Boato: «Rossi e Kompatscher decisivi Sostengano politicamente la strategia»
Prudente il professor Corni: «Consolidare dal basso i legami scientifici»
«Sono favorevolissimo all’ipotesi del rettore Paolo Collini». Non poteva essere diversamente per Marco Boato che condivise la primissima intuizione di Paolo Prodi, quasi mezzo secolo fa, per la nascita di un’università regionale. «Nel 1973 ero un giovane borsista — ricorda lo storico esponente ambientalista, primo rappresentante degli studenti nel 1970 —e ricordo che Paolo, che avevo conosciuto l’anno prima, lanciò quell’idea che, a me, parve geniale ma , forse, troppo avveniristica per i tempi. A Bolzano l’idea allora non sfondò, anche per l’indisponibilità di Silvius Magnago che, pur grande figura politica, forse temeva di portarsi la contestazione in città, a 1968 ancora fresco. Poi, nei primi anni ‘90, nacque l’Eurac che aprì il percorso universitario in Alto Adige, ai tempi di Luis Durnwalder che, in un certo qual modo, recuperò l’intuizione avuta da Bruno Kessler nel 1962, con la fondazione dell’istituto trentino di cultura da cui partì la vicenda del nostro ateneo. Ora, dopo altri 25 anni, sembra che i tempi siano maturi».

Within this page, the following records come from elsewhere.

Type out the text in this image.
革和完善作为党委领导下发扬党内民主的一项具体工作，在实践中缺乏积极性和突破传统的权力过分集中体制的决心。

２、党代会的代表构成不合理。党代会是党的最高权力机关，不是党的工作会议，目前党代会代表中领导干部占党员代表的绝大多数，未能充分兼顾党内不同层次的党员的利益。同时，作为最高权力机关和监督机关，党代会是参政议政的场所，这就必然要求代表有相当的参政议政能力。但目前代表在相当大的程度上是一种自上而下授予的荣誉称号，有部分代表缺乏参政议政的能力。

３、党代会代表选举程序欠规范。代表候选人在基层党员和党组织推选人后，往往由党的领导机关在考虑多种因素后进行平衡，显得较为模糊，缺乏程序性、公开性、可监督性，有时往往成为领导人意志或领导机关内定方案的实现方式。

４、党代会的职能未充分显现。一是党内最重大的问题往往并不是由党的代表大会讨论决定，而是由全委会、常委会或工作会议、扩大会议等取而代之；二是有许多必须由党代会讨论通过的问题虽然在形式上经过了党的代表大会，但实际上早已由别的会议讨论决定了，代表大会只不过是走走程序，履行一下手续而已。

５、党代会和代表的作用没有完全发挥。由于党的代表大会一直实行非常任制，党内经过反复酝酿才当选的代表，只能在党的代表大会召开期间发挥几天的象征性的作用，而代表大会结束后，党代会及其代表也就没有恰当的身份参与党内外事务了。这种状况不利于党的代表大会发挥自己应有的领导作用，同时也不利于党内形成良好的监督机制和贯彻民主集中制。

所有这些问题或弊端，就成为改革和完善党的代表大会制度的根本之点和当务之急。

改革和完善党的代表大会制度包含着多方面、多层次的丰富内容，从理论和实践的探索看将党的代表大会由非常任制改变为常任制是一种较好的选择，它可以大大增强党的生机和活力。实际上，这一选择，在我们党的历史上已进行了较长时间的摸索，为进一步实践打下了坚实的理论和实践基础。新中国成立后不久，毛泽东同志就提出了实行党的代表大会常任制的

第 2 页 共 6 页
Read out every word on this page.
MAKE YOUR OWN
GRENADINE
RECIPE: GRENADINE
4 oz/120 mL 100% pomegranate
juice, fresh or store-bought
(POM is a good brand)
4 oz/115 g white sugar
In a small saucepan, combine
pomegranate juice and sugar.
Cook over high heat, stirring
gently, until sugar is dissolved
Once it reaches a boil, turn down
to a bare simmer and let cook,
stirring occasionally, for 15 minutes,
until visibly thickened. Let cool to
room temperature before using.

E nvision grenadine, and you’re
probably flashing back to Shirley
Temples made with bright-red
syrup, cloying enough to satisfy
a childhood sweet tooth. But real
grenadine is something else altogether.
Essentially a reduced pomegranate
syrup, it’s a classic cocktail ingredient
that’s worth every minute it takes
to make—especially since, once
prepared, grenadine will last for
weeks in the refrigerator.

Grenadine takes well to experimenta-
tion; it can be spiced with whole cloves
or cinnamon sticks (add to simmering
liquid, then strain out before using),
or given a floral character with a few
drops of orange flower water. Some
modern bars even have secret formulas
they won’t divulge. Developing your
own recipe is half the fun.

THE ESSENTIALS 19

E, dunque, per Boato è il momento che la politica e le istituzioni accompagnino il percorso. «Penso che presidenti Ugo Rossi e Arno Kompatscher — continua — bene farebbero ad aderire a questa strategia innovativa. Credo, però, che se il rettore Collini ha condiviso questa riflessione, qualche sondaggio lo abbia fatto e, dunque, sono ottimista che la marcia di avvicinamento al traguardo possa cominciare». Le modalità del percorso sono delineate dalla legge Gelmini, entrata in vigore nel gennaio 2011, e Boato è fiducioso che gli organismi accademici procederanno con armonia.
«Federarsi — sottolinea — vuole dire mettere insieme opportunità, strutture, programmi, professionalità con beneficio per Trento e Bolzano, ma anche per Innsbruck nel percorso dell’Euregio. Il percorso non sarà magari breve, ma è certamente praticabile». Sulla praticabilità, invece, non nasconde le proprie perplessità Gustavo Corni docente a Trento e tra i massimi studiosi della Germania del Ventesimo secolo. «L’idea è buona — premette il professore ordinario di Storia contemporanea —ma ne vedo difficile una declinazione, anzitutto perché vanno chiarite le volontà politiche che, quantomeno da parte bolzanina, mi paiono più votate a preservare un’autonomia, senza dimenticare che, in Alto Adige, molti paiono guardare più a Innsbruck che al nostro ateneo».
Questo, però, non significa che vi sia chiusura. «Piuttosto — rilancia — cerchiamo di arrivarci consolidando i legami scientifici e gli intrecci didattici dal basso. In questo modo sarà più facile armonizzare i percorsi, tenendo conto delle peculiarità. Bolzano, per esempio, ha investito soprattutto sui percorsi scientifici e pratici, noi abbiamo una forte propensione anche verso la ricerca umanistica». In parallelo, va studiata un’armonizzazione degli ordinamenti. «Un’opportunità per dare gambe forti all’Euregio — osserva ancora — non nascondendoci, però, le difficoltà che vi potranno essere. Abbiamo, peraltro, avviato un corso di laurea in musicologia in condivisione con Innsbruck, ma non è sempre semplice armonizzare sistemi diversi». Boato pensa, però, che dalla lezione di Paolo Prodi si possano trarre insegnamenti validi per superare le difficoltà che, pure, riconosce.
«Prodi — riprende — ha sempre mostrato grande attenzione a quel che si muoveva nel territorio e al dialogo con i giovani. Non a caso, quando lanciò l’idea del ponte tra Trento e Bolzano, tra i primi con cui si riferì c’erano due ragazzi brillanti come Carlo Bertorelle e Alexander Langer, con l’obiettivo di fornire un retroterra al percorso anche nel mondo studentesco, oltre che tra le diverse comunità linguistiche».